The Hemingway quote obviously applies here: “The first panacea for a mismanaged nation is inflation of the currency …” The situation we are in today is, most emphatically, a result of gross mismanagement. Geopolitical Intelligence Services has warned in many reports and comments of the danger, but policymakers have treated inflation as a solution; “Honi soit qui mal y pense” (shamed be whoever thinks ill of it). Economists on supranational and national levels may not be unhappy, as the responsibility for the disaster will become unclear. But the consequences will be dire: savers will lose their money without seeing the political leadership taking it in obvious ways. Prosperity will be rolled back; social problems will grow. But, as the cynical reasoning goes, so will the power of the state and the political establishment.
The lower-income groups might be kept loyal to the bankrupt system through further handouts and blaming the rich
However, the technocrats may miscalculate. Citizens have ample reasons to rebel and bring drastic changes in the political systems. This ill-advised journey propelled by cynical, self-serving policies, technocratic arrogance and populist lies can end in turmoil.
The first victim of inflation is the middle class. At this point, it looks likely that the inflationary policies will continue, and the lower-income groups will be kept loyal to the bankrupt system through further handouts and propaganda blaming the rich. Wealth and inheritance taxes are likely to rise in this context, even though we know empirically that these are detrimental to the overall economy and prosperity. The end result is social and political trouble.

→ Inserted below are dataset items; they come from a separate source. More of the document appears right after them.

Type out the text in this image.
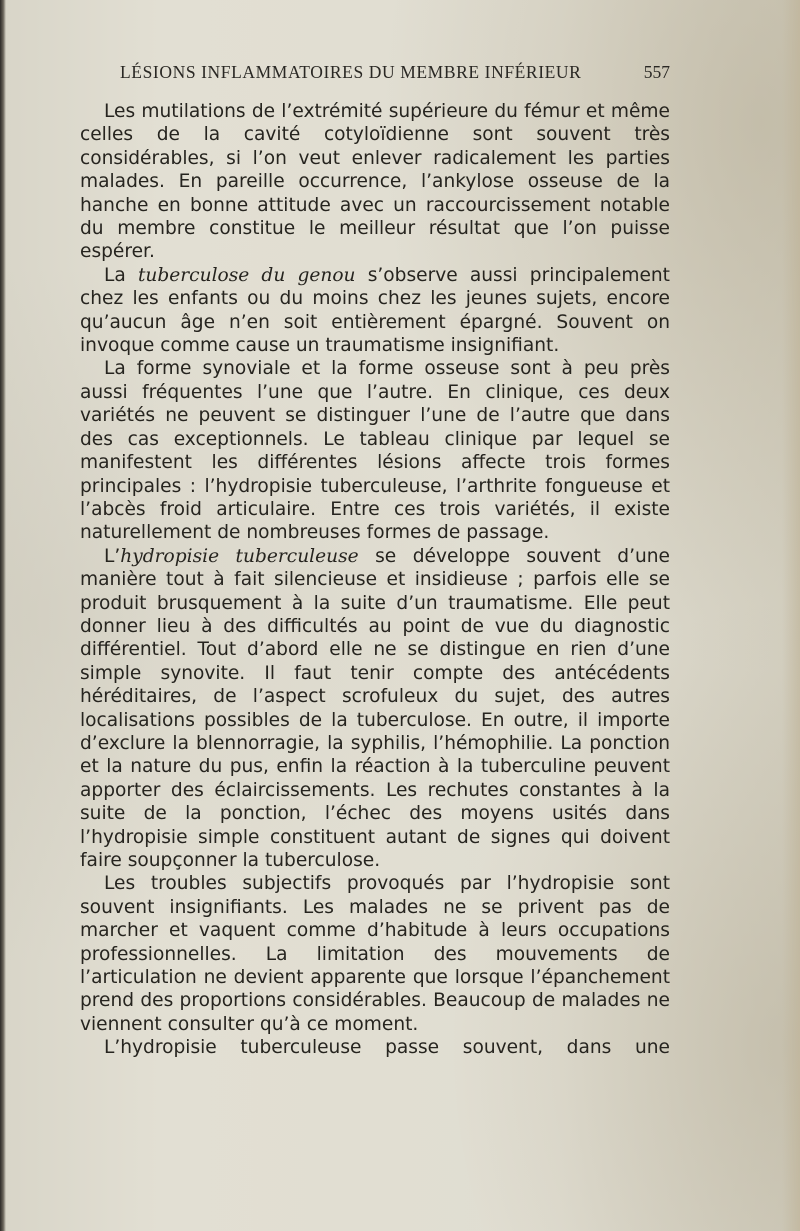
LÉSIONS INFLAMMATOIRES DU MEMBRE INFÉRIEUR	557

Les mutilations de l’extrémité supérieure du fémur et même celles de la cavité cotyloïdienne sont souvent très considérables, si l’on veut enlever radicalement les parties malades. En pareille occurrence, l’ankylose osseuse de la hanche en bonne attitude avec un raccourcissement notable du membre constitue le meilleur résultat que l’on puisse espérer.

La tuberculose du genou s’observe aussi principalement chez les enfants ou du moins chez les jeunes sujets, encore qu’aucun âge n’en soit entièrement épargné. Souvent on invoque comme cause un traumatisme insignifiant.

La forme synoviale et la forme osseuse sont à peu près aussi fréquentes l’une que l’autre. En clinique, ces deux variétés ne peuvent se distinguer l’une de l’autre que dans des cas exceptionnels. Le tableau clinique par lequel se manifestent les différentes lésions affecte trois formes principales : l’hydropisie tuberculeuse, l’arthrite fongueuse et l’abcès froid articulaire. Entre ces trois variétés, il existe naturellement de nombreuses formes de passage.

L’hydropisie tuberculeuse se développe souvent d’une manière tout à fait silencieuse et insidieuse ; parfois elle se produit brusquement à la suite d’un traumatisme. Elle peut donner lieu à des difficultés au point de vue du diagnostic différentiel. Tout d’abord elle ne se distingue en rien d’une simple synovite. Il faut tenir compte des antécédents héréditaires, de l’aspect scrofuleux du sujet, des autres localisations possibles de la tuberculose. En outre, il importe d’exclure la blennorragie, la syphilis, l’hémophilie. La ponction et la nature du pus, enfin la réaction à la tuberculine peuvent apporter des éclaircissements. Les rechutes constantes à la suite de la ponction, l’échec des moyens usités dans l’hydropisie simple constituent autant de signes qui doivent faire soupçonner la tuberculose.

Les troubles subjectifs provoqués par l’hydropisie sont souvent insignifiants. Les malades ne se privent pas de marcher et vaquent comme d’habitude à leurs occupations professionnelles. La limitation des mouvements de l’articulation ne devient apparente que lorsque l’épanchement prend des proportions considérables. Beaucoup de malades ne viennent consulter qu’à ce moment.

L’hydropisie tuberculeuse passe souvent, dans une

People are beginning to realize that problems are looming. In Germany, for example, the growing concern is not over climate change or Covid, but tax increases followed by inflation and the huge cost of the EU debt crisis to the taxpayer.
As Hemingway pointed out, inflation brings temporary prosperity (unfortunately, we are most likely past this phase) but permanent ruin. “It is the refuge of political and economic opportunists.”
Political classes, opinionated technocrats and some economists have taken this refuge for more than a decade now. Today, the dilemma is how can one make governments, administration and supranational organizations leaner and return more workforce talent to the productive side. This is one of the daunting socioeconomic challenges of our time.